Double negation

Question

Prove using intuitionistic logic and Pierce’s Law that $\neg\neg p\vdash p$.

I tried doing so, but I couldn’t make much progress. In particular, I couldn’t show that $\neg\neg p \vdash (p\to \neg\neg p) \to p$. I think the transitivity property of deductibility might be useful.

Answer 1

First note that $(\neg P \to P) \equiv \neg \neg P $ can be (intuitionistically) proven.
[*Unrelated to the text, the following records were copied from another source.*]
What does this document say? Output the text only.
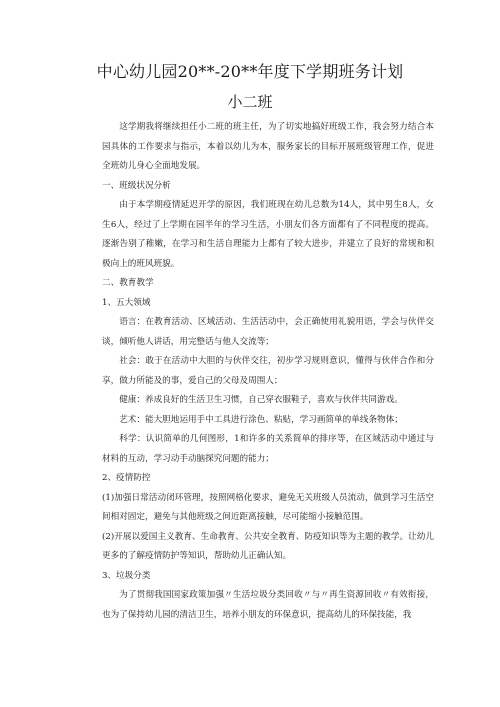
中心幼儿园20**-20**年度下学期班务计划
小二班

这学期我将继续担任小二班的班主任，为了切实地搞好班级工作，我会努力结合本园具体的工作要求与指示，本着以幼儿为本，服务家长的目标开展班级管理工作，促进全班幼儿身心全面地发展。

一、班级状况分析

由于本学期疫情延迟开学的原因，我们班现在幼儿总数为14人，其中男生8人，女生6人，经过了上学期在园半年的学习生活，小朋友们各方面都有了不同程度的提高。逐渐告别了稚嫩，在学习和生活自理能力上都有了较大进步，并建立了良好的常规和积极向上的班风班貌。

二、教育教学

1、五大领域

语言：在教育活动、区域活动、生活活动中，会正确使用礼貌用语，学会与伙伴交谈，倾听他人讲话，用完整话与他人交流等；

社会：敢于在活动中大胆的与伙伴交往，初步学习规则意识，懂得与伙伴合作和分享，做力所能及的事，爱自己的父母及周围人；

健康：养成良好的生活卫生习惯，自己穿衣服鞋子，喜欢与伙伴共同游戏。

艺术：能大胆地运用手中工具进行涂色、粘贴，学习画简单的单线条物体；

科学：认识简单的几何图形，1和许多的关系简单的排序等，在区域活动中通过与材料的互动，学习动手动脑探究问题的能力；

2、疫情防控

(1)加强日常活动闭环管理，按照网格化要求，避免无关班级人员流动，做到学习生活空间相对固定，避免与其他班级之间近距离接触，尽可能缩小接触范围。

(2)开展以爱国主义教育、生命教育、公共安全教育、防疫知识等为主题的教学。让幼儿更多的了解疫情防护等知识，帮助幼儿正确认知。

3、垃圾分类

为了贯彻我国国家政策加强〃生活垃圾分类回收〃与〃再生资源回收〃有效衔接，也为了保持幼儿园的清洁卫生，培养小朋友的环保意识，提高幼儿的环保技能，我
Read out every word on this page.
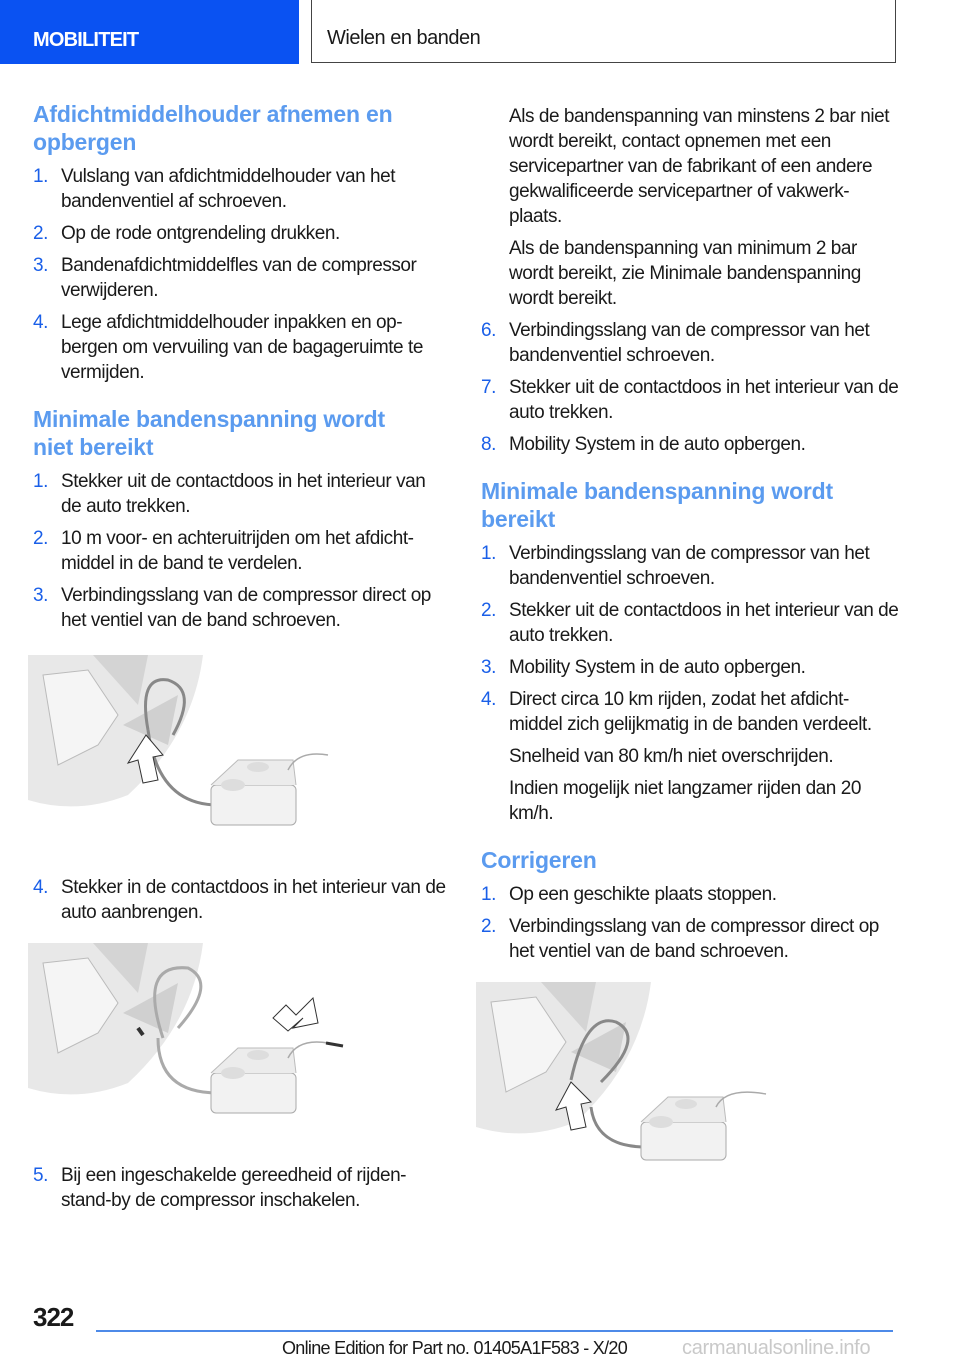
MOBILITEIT	Wielen en banden
Afdichtmiddelhouder afnemen en opbergen
1. Vulslang van afdichtmiddelhouder van het bandenventiel af schroeven.
2. Op de rode ontgrendeling drukken.
3. Bandenafdichtmiddelfles van de compressor verwijderen.
4. Lege afdichtmiddelhouder inpakken en op-bergen om vervuiling van de bagageruimte te vermijden.
Minimale bandenspanning wordt niet bereikt
1. Stekker uit de contactdoos in het interieur van de auto trekken.
2. 10 m voor- en achteruitrijden om het afdicht-middel in de band te verdelen.
3. Verbindingsslang van de compressor direct op het ventiel van de band schroeven.
4. Stekker in de contactdoos in het interieur van de auto aanbrengen.
5. Bij een ingeschakelde gereedheid of rijden-stand-by de compressor inschakelen.
Als de bandenspanning van minstens 2 bar niet wordt bereikt, contact opnemen met een servicepartner van de fabrikant of een andere gekwalificeerde servicepartner of vakwerk-plaats.
Als de bandenspanning van minimum 2 bar wordt bereikt, zie Minimale bandenspanning wordt bereikt.
6. Verbindingsslang van de compressor van het bandenventiel schroeven.
7. Stekker uit de contactdoos in het interieur van de auto trekken.
8. Mobility System in de auto opbergen.
Minimale bandenspanning wordt bereikt
1. Verbindingsslang van de compressor van het bandenventiel schroeven.
2. Stekker uit de contactdoos in het interieur van de auto trekken.
3. Mobility System in de auto opbergen.
4. Direct circa 10 km rijden, zodat het afdicht-middel zich gelijkmatig in de banden verdeelt.
Snelheid van 80 km/h niet overschrijden.
Indien mogelijk niet langzamer rijden dan 20 km/h.
Corrigeren
1. Op een geschikte plaats stoppen.
2. Verbindingsslang van de compressor direct op het ventiel van de band schroeven.
322
Online Edition for Part no. 01405A1F583 - X/20	carmanualsonline.info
Let one have $\neg P \to P$, i.e. $(P \to \bot)\to P$ as premise. Hypothesis $(P \to \bot)$ yields $P$, and with hypothesis we have $\bot$. so by removing hypothesis we have $(P \to \bot)\to \bot$, i.e. $\neg \neg P$.

Let one have $\neg \neg P$. This is $\neg P \to \bot$. Hypothesis $\neg P$ yields $\bot$, and $\bot$ proves everything, for example $P$, so we have $\neg P \to P$ by removing hypothesis.

Let $x = P$, $y = \bot$ then Peirce law gives $$((x \to y) \to x ) \to x$$ $$((P\to \bot)\to P)\to P $$ $$(\neg P \to P)\to P $$ which is $ \neg \neg P \to P$.